If you’re very scared of surveillance and are actually serious about avoiding it, you might run ARM hardware (to avoid Management Engine and other Intel/AMD shenanigans in the processor), and you might opt to use FOSS software (auditable by you, and audited by many competent people), with algorithms that were not developed in the US (like SM2). If someone worth attacking did exactly this, this would be a plausible way to turn passive observation of encrypted traffic into high quality SIGINT.
Interestingly enough, this may also parallel the “cryptographically relevant quantum computer” fears. If someone was collecting information at the midpoint on vulnerable systems but did not know about this bug, there might be a way for them to leverage it to decrypt stored communications. (If you can pull session keys from passive, you can decrypt sessions—though there might be issues imposed by PFS, you may not always get the whole thing, and network jitter might make passive timing attacks hard. But if this was a nation state, they would have aggressively tested this, and it would be relevant to whatever sensor they possess and whatever compute they could throw at the task.)

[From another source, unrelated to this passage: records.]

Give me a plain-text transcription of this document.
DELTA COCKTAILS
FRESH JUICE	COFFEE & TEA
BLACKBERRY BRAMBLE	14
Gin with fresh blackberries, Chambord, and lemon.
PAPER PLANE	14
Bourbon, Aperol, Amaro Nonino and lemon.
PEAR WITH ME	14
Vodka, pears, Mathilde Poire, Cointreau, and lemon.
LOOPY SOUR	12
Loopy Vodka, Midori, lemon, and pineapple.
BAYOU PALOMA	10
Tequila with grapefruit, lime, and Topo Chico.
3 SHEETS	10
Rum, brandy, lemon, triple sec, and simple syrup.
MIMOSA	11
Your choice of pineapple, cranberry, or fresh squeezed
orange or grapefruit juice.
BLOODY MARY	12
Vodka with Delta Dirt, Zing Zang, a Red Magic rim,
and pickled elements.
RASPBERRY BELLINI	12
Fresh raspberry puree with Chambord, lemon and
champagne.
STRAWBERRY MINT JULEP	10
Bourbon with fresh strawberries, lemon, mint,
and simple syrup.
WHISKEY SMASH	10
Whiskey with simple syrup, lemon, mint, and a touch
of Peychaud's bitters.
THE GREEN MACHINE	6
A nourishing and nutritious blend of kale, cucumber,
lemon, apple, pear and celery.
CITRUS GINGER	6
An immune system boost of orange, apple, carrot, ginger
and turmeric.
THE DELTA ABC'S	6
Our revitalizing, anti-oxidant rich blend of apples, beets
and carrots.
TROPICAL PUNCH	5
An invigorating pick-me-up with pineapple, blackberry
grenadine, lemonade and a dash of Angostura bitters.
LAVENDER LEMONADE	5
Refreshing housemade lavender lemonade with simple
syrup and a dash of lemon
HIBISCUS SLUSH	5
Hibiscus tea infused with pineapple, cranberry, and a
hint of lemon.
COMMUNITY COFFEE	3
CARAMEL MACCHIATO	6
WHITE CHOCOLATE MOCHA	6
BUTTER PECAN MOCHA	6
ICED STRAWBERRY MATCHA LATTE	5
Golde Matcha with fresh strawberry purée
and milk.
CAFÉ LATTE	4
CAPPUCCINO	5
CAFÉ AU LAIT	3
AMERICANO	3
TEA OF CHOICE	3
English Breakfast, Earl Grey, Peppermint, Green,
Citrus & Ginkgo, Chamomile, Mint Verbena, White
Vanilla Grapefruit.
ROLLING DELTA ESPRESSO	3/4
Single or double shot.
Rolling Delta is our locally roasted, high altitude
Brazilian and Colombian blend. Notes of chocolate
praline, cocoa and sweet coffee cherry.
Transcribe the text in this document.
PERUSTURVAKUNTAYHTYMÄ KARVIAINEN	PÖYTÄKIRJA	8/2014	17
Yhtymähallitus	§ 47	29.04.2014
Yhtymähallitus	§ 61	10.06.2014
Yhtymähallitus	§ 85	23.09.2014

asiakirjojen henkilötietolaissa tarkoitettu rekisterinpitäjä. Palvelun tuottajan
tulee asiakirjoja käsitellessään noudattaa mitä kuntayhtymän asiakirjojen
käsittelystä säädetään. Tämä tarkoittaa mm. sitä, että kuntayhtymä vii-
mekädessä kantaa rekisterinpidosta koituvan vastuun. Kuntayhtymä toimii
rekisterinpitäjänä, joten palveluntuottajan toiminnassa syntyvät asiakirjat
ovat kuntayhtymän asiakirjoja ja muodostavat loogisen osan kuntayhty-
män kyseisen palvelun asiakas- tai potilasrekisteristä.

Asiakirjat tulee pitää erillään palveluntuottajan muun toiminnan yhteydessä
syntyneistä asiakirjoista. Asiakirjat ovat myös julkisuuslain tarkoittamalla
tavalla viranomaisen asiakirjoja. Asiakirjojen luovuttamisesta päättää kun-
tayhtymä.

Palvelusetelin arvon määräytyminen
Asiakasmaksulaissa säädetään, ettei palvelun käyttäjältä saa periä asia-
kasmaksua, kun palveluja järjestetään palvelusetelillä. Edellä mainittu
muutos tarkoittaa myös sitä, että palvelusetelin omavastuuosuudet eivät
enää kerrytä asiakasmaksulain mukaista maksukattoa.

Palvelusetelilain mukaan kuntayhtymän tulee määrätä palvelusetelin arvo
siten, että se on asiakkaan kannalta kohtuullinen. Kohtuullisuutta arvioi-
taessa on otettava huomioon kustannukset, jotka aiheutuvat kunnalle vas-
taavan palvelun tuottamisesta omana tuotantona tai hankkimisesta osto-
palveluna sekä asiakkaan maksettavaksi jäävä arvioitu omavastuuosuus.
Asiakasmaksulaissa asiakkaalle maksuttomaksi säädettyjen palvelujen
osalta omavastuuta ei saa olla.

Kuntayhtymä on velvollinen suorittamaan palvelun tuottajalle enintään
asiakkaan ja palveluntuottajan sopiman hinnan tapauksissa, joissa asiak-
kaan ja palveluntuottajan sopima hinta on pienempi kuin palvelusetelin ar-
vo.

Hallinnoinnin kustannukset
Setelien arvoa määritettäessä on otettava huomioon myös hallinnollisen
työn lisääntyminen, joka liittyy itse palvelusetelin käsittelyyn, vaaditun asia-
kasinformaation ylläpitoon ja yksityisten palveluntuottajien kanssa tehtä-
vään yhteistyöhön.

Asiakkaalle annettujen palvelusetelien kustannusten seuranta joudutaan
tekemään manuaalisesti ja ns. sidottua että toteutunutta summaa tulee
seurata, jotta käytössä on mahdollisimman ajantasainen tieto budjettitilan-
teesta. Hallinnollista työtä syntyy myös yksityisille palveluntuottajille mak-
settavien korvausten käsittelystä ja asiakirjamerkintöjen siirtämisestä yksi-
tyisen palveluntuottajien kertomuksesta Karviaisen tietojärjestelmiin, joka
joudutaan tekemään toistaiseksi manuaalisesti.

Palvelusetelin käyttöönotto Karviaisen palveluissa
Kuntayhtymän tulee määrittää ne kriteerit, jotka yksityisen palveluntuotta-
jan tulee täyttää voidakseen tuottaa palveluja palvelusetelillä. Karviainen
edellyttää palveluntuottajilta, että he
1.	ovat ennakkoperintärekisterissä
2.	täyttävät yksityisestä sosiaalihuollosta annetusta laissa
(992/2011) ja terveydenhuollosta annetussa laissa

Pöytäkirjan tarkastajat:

We don’t know if anyone important used that configuration, we don’t know if anyone was listening, and we don’t know if that engineer just got overzealous with optimization.
I hope you guys thought about the possibility of burning some nation state’s presumably very expensive and long-term operation (with the attendant interest you will generate) before you posted—and chose to go forward anyway.
The commit for the bug’s introduction you’re alluding to is https://github.com/openssl/openssl/pull/20754, correct?
In that thread,
The Huawei engineer, Xu Yizhou, posts an important comment about the need to implement constant-time methods to avoid a side-channel.
An Australian OpenSSL reviewer, paulidale, replies that “[constant time] need not be done in this pull request”.
Two years later, the fix for CVE-2025-9231 introduces the constant time methods, originally recommended by Yizhou.
In my opinion, the most likely chain of true events is:
AISLE has a past PR/commit discussion scanning system, which asks LLMs for analysis
One of those scans noticed Yizhou’s unaddressed message, and thus discovered the CVE.
I believe there is no reason to cast claims of nerfious activity, from this particular Huawei engineer.
If the discovery was from reviewing comments instead of reviewing code, that’s unfortunate and makes me less optimistic about the technology. A conspiracy theorist can always add complexity to keep a nefarious explanation alive. I don’t think that there’s any evidence of nefarious activity by that engineer so I hope he doesn’t suffer personally or professionally.
I stand by my analysis, this is the type of bug that would be useful to a nation state, assuming it is actually exploitable.